The Government is Missing out on Big Bucks
Sometimes they ask if I’m a girl, and I almost always say yes, because, well, the best poker bluffs are not played at the table but in the minds of my opponents.
I guess I can understand why they wonder.
My family and friends know me as Dave, the always-in-need-of-a-haircut newspaper reporter, but in the PokerStars online card room I’m known simply as IvyButton, a somewhat conservative player waiting patiently for the right moment to go all in.
The screen name is the combination of a nickname (Button) a girl I was dating called me when I opened the account in January and an homage (Ivy) to being the single stupidest person ever accepted to an Ivy League school.
I guess the guys online are thinking more Poison Ivy — the sexy Batman villain — but if they ask, and they do, I like to play along and be young, blond and available. If they are trying to get my number they are not as worried about their cards, giving me an advantage.
Anything to win that $5 tournament.
Such is the odd world of online poker, where millions of dollars are bet in small and large amounts from computers around the world, but one that appears is coming to an end, much to the chagrin of recreational gamblers such as myself.
This past week, Congress unexpectedly approved a bill to make it illegal for banks to process payments to gambling Web sites. The measure is expected to be signed into law by the president in the next few weeks. The law is supposed to extend to online pay services, such as Neteller, which I use, essentially screeching the industry to a halt.

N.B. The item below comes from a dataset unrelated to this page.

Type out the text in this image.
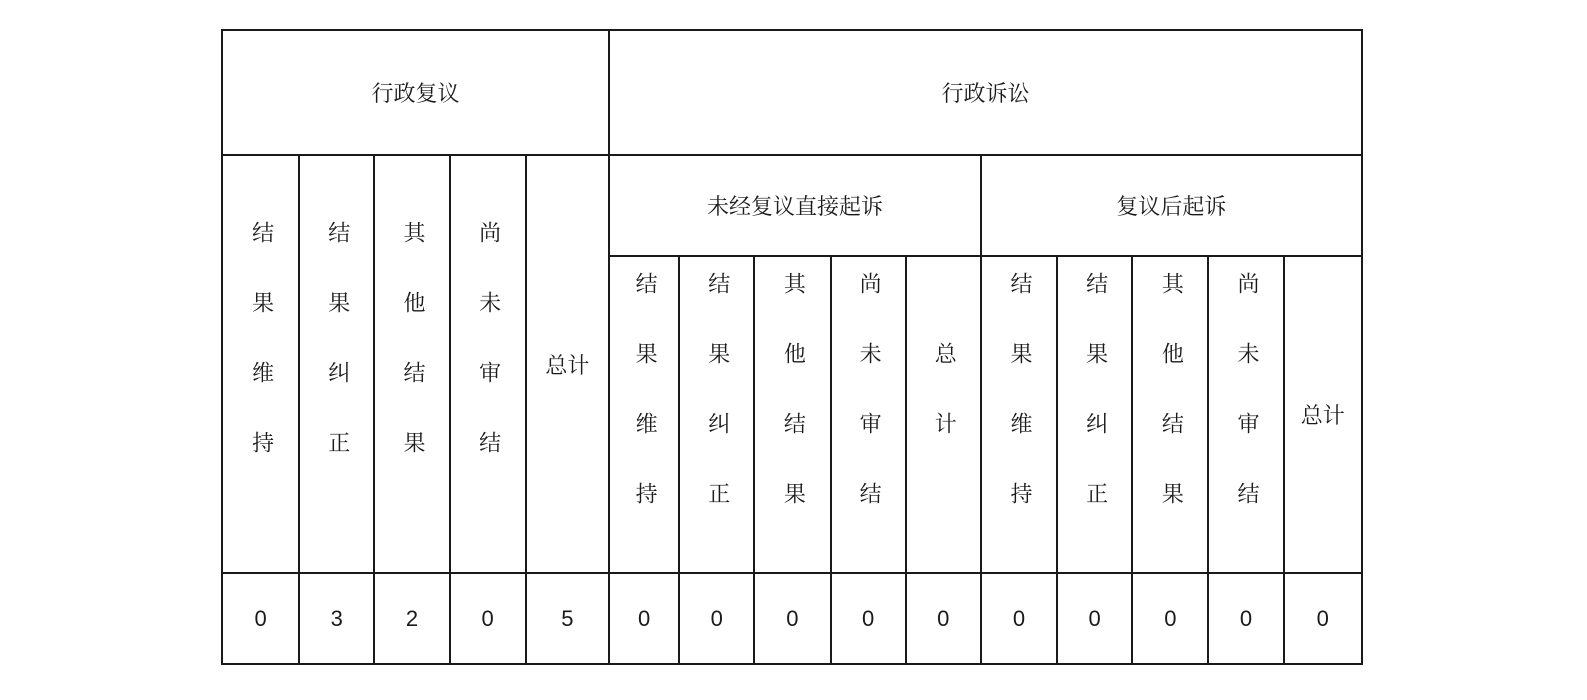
行政复议					行政诉讼									
结果维持	结果纠正	其他结果	尚未审结	总计	未经复议直接起诉					复议后起诉				
					结果维持	结果纠正	其他结果	尚未审结	总计	结果维持	结果纠正	其他结果	尚未审结	总计
0	3	2	0	5	0	0	0	0	0	0	0	0	0	0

So while the sites — which are based outside the United States — will remain operational, it will become impossible to legally deposit or withdrawal funds into the accounts.
This bill was introduced and passed as a political move. No member of Congress would dare vote against an anti-gambling bill a month before the November elections. That’s like being in favor of kicking kittens.
It’s just hard for me to see the harm in coming home and playing cards on the computer after work, except that my elected leaders think it’s morally wrong.
If I play poker for two hours and lose $10 and enjoy myself, that is the same as plunking down $10 to go to the movies. Are there people who cannot handle gambling? Of course, but they make a choice to play and there are places to go if they need help. I do not see how gambling is any worse than alcohol or smoking, yet those are still legal.
The simple answer, of course, is that those two “sin” industries are regulated and online gambling is not. Instead of essentially banning online gambling, the United States should allow these companies into our borders and regulate them. Give the money to schools, old people, cancer research, whatever. Some states without much going for them — North Dakota — have offered to host these companies.
I say let them in and that way the players, the companies, the government all win. It would help everyone involved, well, I guess except the guy two seats over trying to get my number.